Official data suggest that, on average, around 500 people died from flu in the UK each year in the decade to 2020. But since flu infections are not systematically diagnosed, that number is a massive undercount. To estimate the true number of deaths from influenza, epidemiologists model excess winter mortality, disaggregating flu infections from cold snaps that also lead to death.
On this basis an average of 10,000 died each year from flu in the ten years to 2020; in the winter of 2014-15 as many as 29,000 died. That is less than Covid, which is projected to cause around 60,000 deaths this year. But it is not exactly trivial.
Covid shows how the fight against flu could be joined more vigorously. The first line of defence against any virus, if it is available, are vaccines. As everyone got into the swing of being jabbed during the pandemic, the proportion of over-65s who got vaccinated against flu in Britain rose to 80% in 2021, meeting the who’s target of at least 75% for the first time.

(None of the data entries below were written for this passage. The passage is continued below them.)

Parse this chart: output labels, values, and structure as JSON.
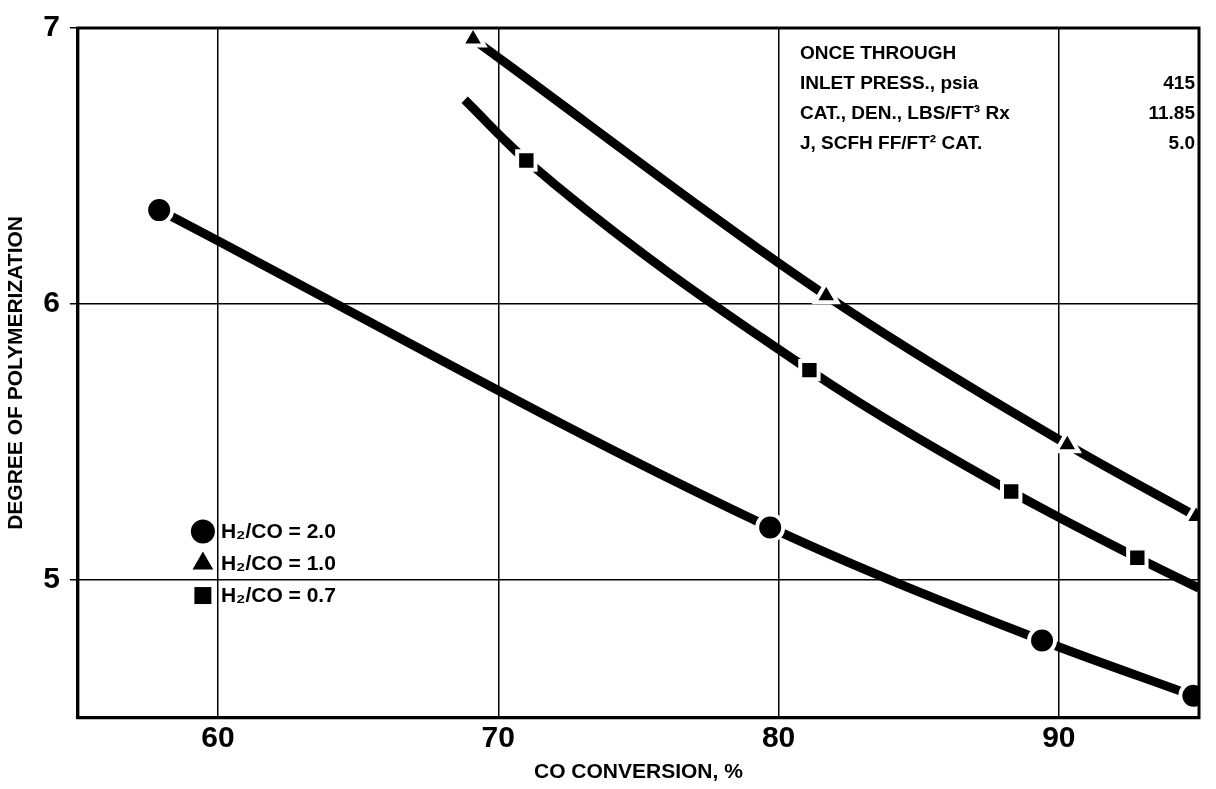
{
  "chart_data": {
    "type": "scatter",
    "xlabel": "CO CONVERSION, %",
    "ylabel": "DEGREE OF POLYMERIZATION",
    "xlim": [
      55,
      95
    ],
    "xticks": [
      60,
      70,
      80,
      90
    ],
    "ylim": [
      4.5,
      7
    ],
    "yticks": [
      5,
      6,
      7
    ],
    "grid": true,
    "legend": "left",
    "annotations": [
      "ONCE THROUGH",
      "INLET PRESS., psia 415",
      "CAT., DEN., LBS/FT³ Rx 11.85",
      "J, SCFH FF/FT² CAT. 5.0"
    ],
    "series": [
      {
        "type": "line",
        "marker": "none",
        "color": "#000000",
        "x": [
          57.9,
          79.7,
          89.4,
          94.8
        ],
        "values": [
          6.34,
          5.19,
          4.78,
          4.58
        ]
      },
      {
        "type": "line",
        "marker": "none",
        "color": "#000000",
        "x": [
          69.1,
          81.7,
          90.3,
          94.9
        ],
        "values": [
          6.96,
          6.03,
          5.49,
          5.23
        ]
      },
      {
        "type": "line",
        "marker": "none",
        "color": "#000000",
        "x": [
          68.8,
          71.0,
          81.1,
          88.3,
          92.8,
          95
        ],
        "values": [
          6.74,
          6.52,
          5.76,
          5.32,
          5.08,
          4.97
        ]
      },
      {
        "name": "H₂/CO = 2.0",
        "type": "scatter",
        "marker": "circle",
        "color": "#000000",
        "x": [
          57.9,
          79.7,
          89.4,
          94.8
        ],
        "values": [
          6.34,
          5.19,
          4.78,
          4.58
        ]
      },
      {
        "name": "H₂/CO = 1.0",
        "type": "scatter",
        "marker": "triangle",
        "color": "#000000",
        "x": [
          69.1,
          81.7,
          90.3,
          94.9
        ],
        "values": [
          6.96,
          6.03,
          5.49,
          5.23
        ]
      },
      {
        "name": "H₂/CO = 0.7",
        "type": "scatter",
        "marker": "square",
        "color": "#000000",
        "x": [
          71.0,
          81.1,
          88.3,
          92.8
        ],
        "values": [
          6.52,
          5.76,
          5.32,
          5.08
        ]
      }
    ]
  }
}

But some protections are now being withdrawn. Adults aged between 50 and 64, and children aged between 11 and 15, were offered a free vaccine during the 2021-22 flu season, for instance, but will not be for the coming winter; Britain’s Joint Committee on Vaccination and Immunisation had wanted the programme for schoolchildren to be extended.
The next line of defence is surveillance, to monitor infection rates and emerging strains, and to allocate healthcare resources accordingly. At the moment flu surveillance in Britain, which is estimated to cost around £1 million (NZ$1.9m) a year, mostly consists of gathering influenza-like illness data from a sample of gp surgeries and search trends from Google. According to Professor John Edmunds of the London School of Hygiene and Tropical Medicine: “Flu surveillance is like a net with massive holes in it: nothing gets caught.”

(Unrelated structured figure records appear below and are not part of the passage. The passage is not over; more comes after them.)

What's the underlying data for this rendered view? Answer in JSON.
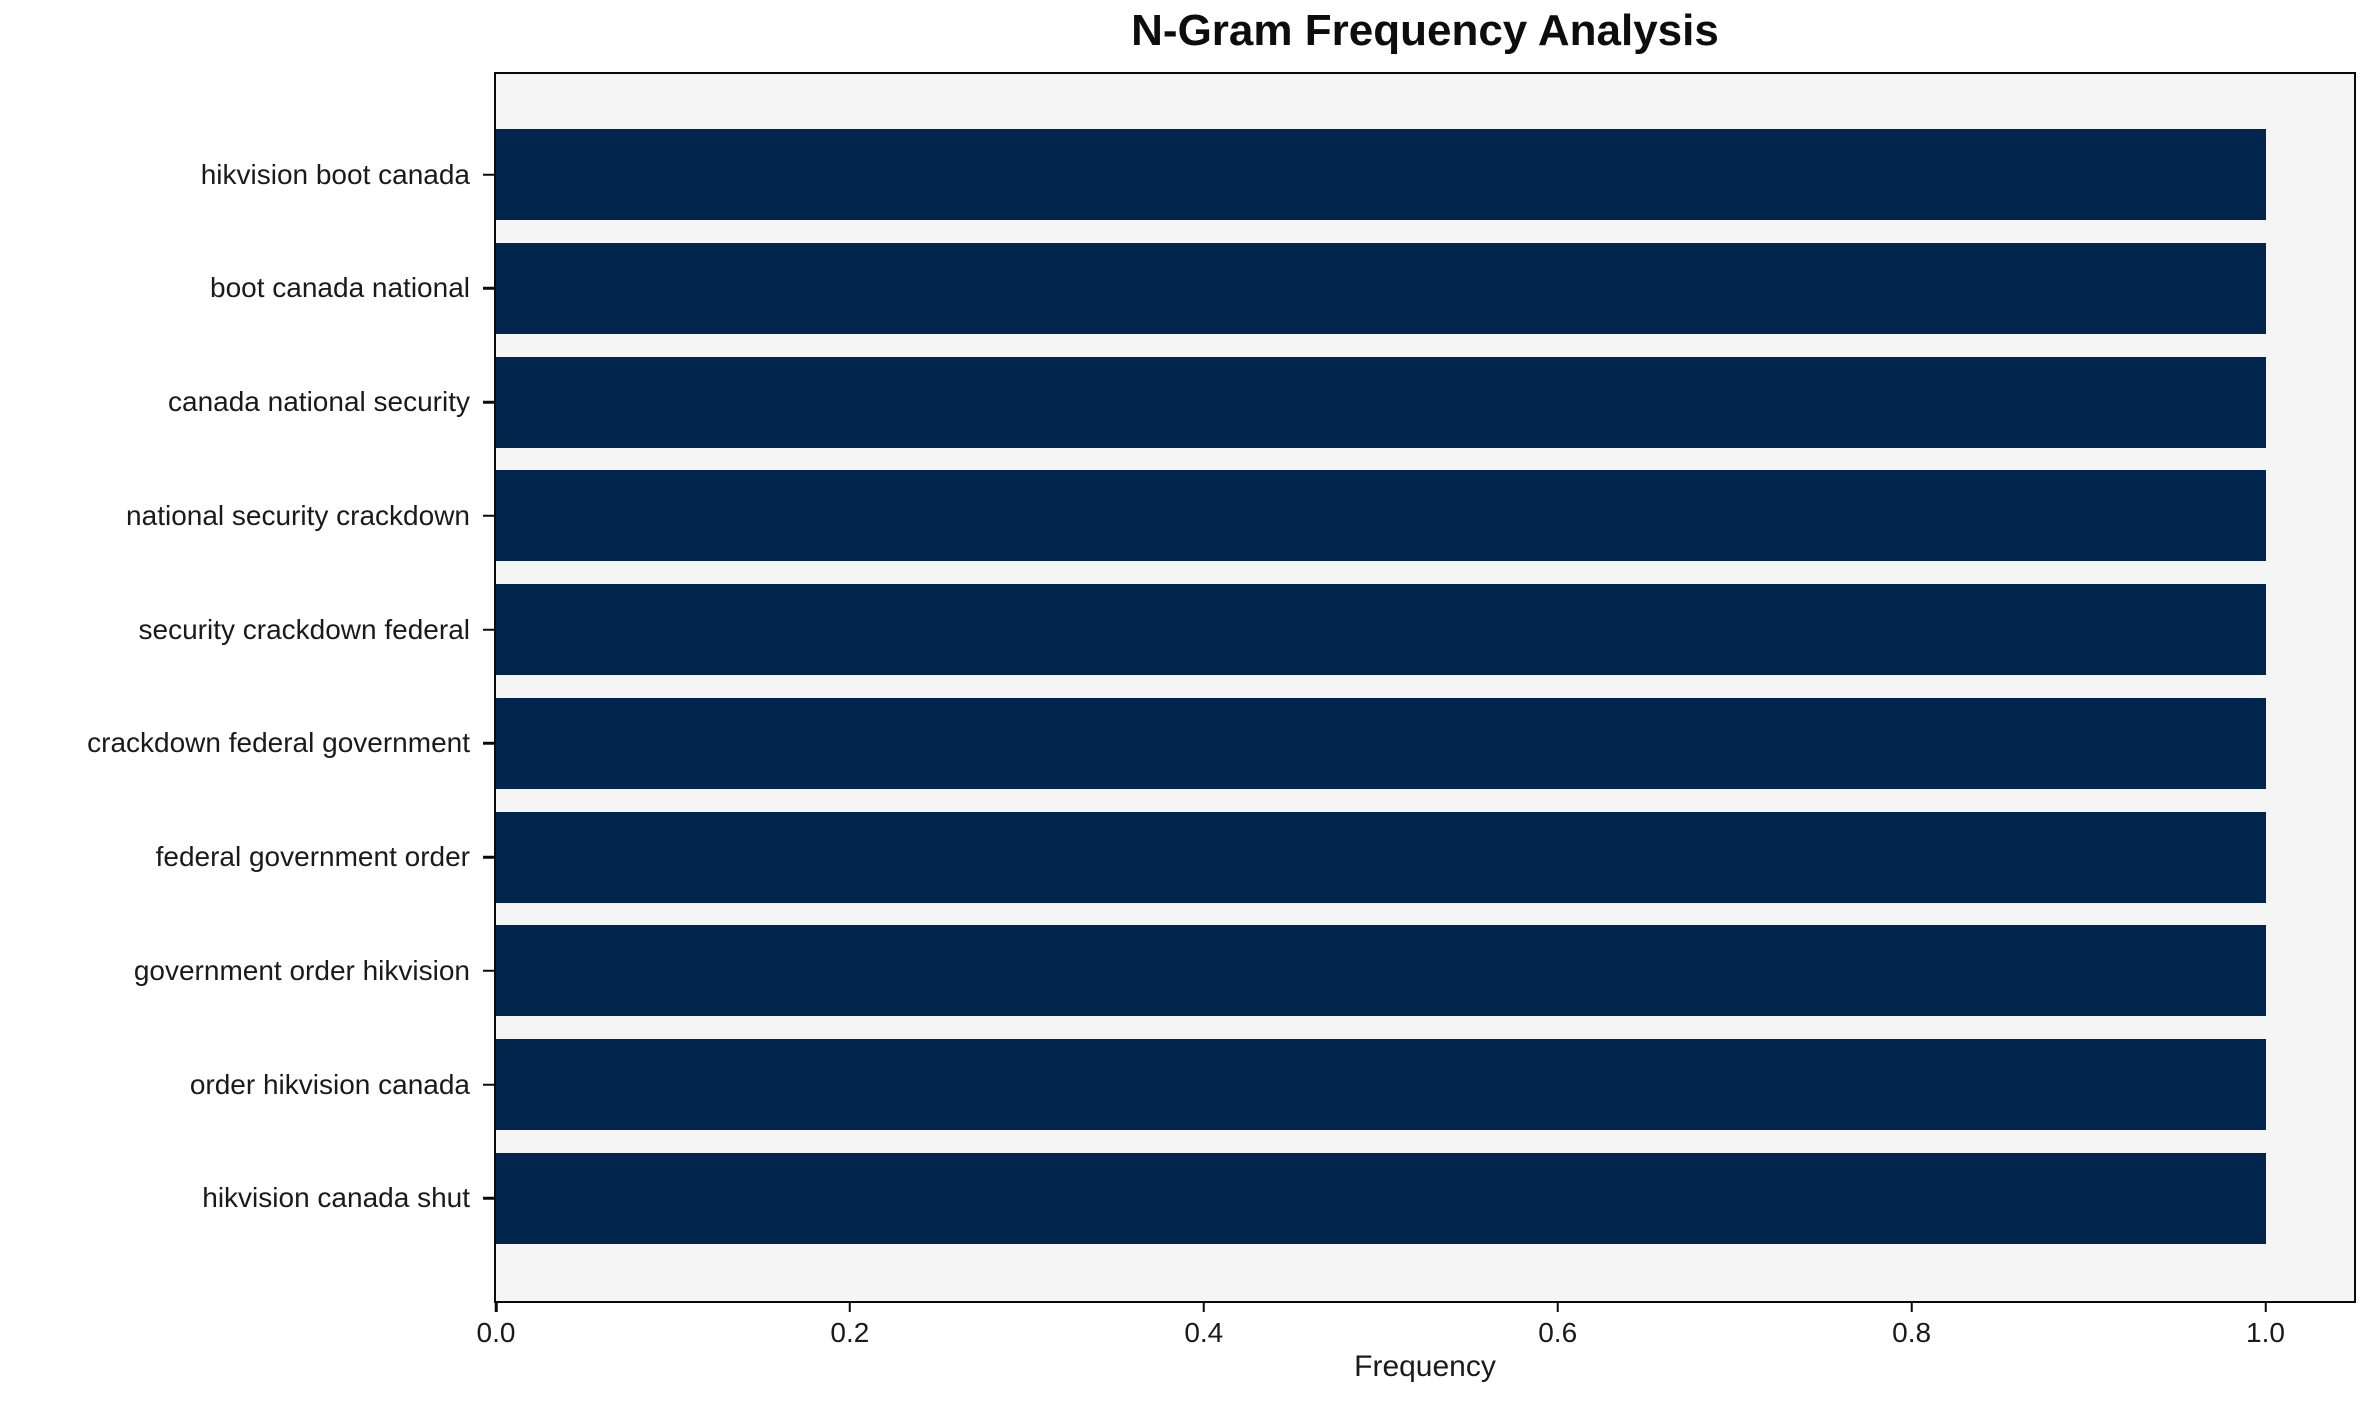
{
  "chart_data": {
    "type": "bar",
    "orientation": "horizontal",
    "title": "N-Gram Frequency Analysis",
    "xlabel": "Frequency",
    "ylabel": "",
    "categories": [
      "hikvision boot canada",
      "boot canada national",
      "canada national security",
      "national security crackdown",
      "security crackdown federal",
      "crackdown federal government",
      "federal government order",
      "government order hikvision",
      "order hikvision canada",
      "hikvision canada shut"
    ],
    "values": [
      1.0,
      1.0,
      1.0,
      1.0,
      1.0,
      1.0,
      1.0,
      1.0,
      1.0,
      1.0
    ],
    "x_ticks": [
      0.0,
      0.2,
      0.4,
      0.6,
      0.8,
      1.0
    ],
    "x_tick_labels": [
      "0.0",
      "0.2",
      "0.4",
      "0.6",
      "0.8",
      "1.0"
    ],
    "xlim": [
      0,
      1.05
    ],
    "grid": false,
    "legend": null,
    "colors": {
      "bar": "#02254d",
      "plot_background": "#f5f5f6",
      "figure_background": "#ffffff",
      "spine": "#0a0a0a",
      "text": "#1a1a1a"
    }
  }
}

For Covid, in contrast, the UK’s Office for National Statistics takes 75,000 swabs each week to get a representative rate of infection across the whole population, and runs advanced statistical analysis to model infection rates for different groups of people. The survey costs about £390m (NZ$753m) a year to administer and may soon be scaled back. But even a pared-back version could test for other respiratory viruses at little extra cost.

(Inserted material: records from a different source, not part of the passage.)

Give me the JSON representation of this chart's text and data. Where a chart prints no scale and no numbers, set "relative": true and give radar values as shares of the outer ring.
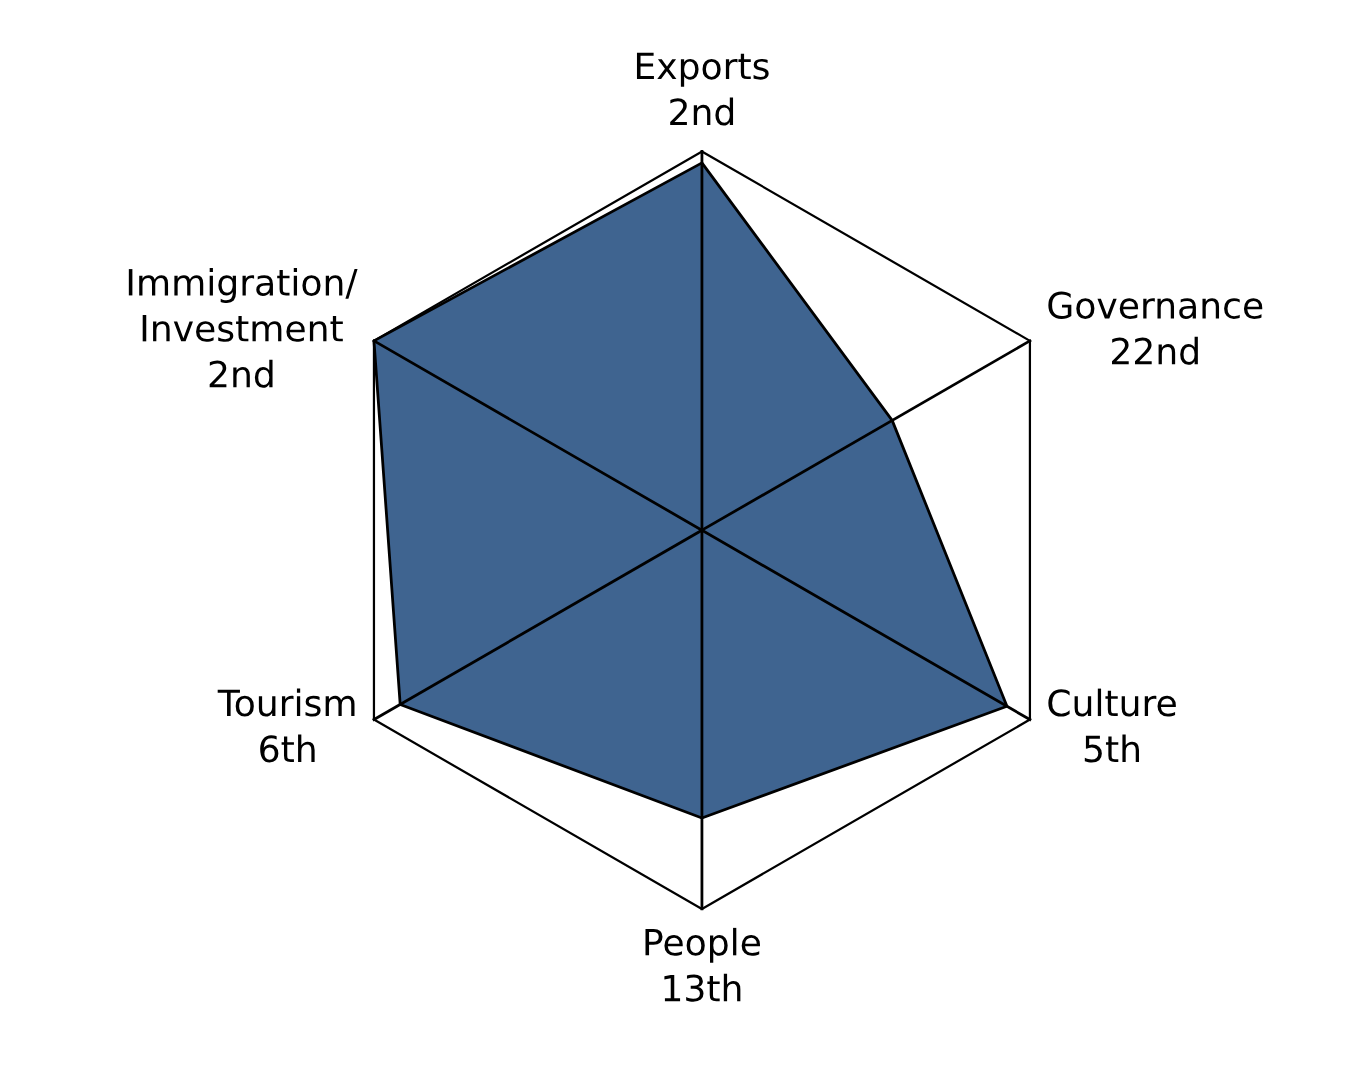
{
  "chart_data": {
    "type": "radar",
    "relative": true,
    "categories": [
      "Exports\n2nd",
      "Governance\n22nd",
      "Culture\n5th",
      "People\n13th",
      "Tourism\n6th",
      "Immigration/\nInvestment\n2nd"
    ],
    "series": [
      {
        "color": "#3f6490",
        "values": [
          0.97,
          0.58,
          0.93,
          0.76,
          0.92,
          1.0
        ]
      }
    ],
    "grid": true,
    "legend": false
  }
}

The pandemic also introduced people to the idea of home testing. Lateral-flow tests exist for influenza, as well as for Covid and other diseases, and are used by hospitals in some instances. Making flu and Covid lateral-flow tests available for home use at market costs could reduce transmission, particularly among those visiting older people in high-risk settings. Perhaps one-quarter of flu deaths typically occur among care-home residents.
Finally, the pandemic showed how rapid testing of promising treatments can yield striking results. Large-scale Covid trials co-ordinated by academics at the University of Oxford found, for example, that a low-cost steroid, Dexamethasone, reduced deaths by one-third among ventilated patients. Professor Sir Peter Horby, who led the Covid trials, says that extending these trials to evaluate treatments for severe flu is a “no-brainer” but he has so far not received funding to do so.
There is one big way in which the pandemic has made transmission of flu less likely in the future. Among people who have the option to work remotely, 70% told the Office for National Statistics in May that they were more likely now, compared with pre-pandemic, to stay home if they have a cold in the future.
Those who do still struggle in are more likely to wear masks than they were before Covid. But in other ways, the approach to flu does not seem likely to change markedly in the wake of the pandemic. There may be good reasons for this choice, but come the winter it may have consequences.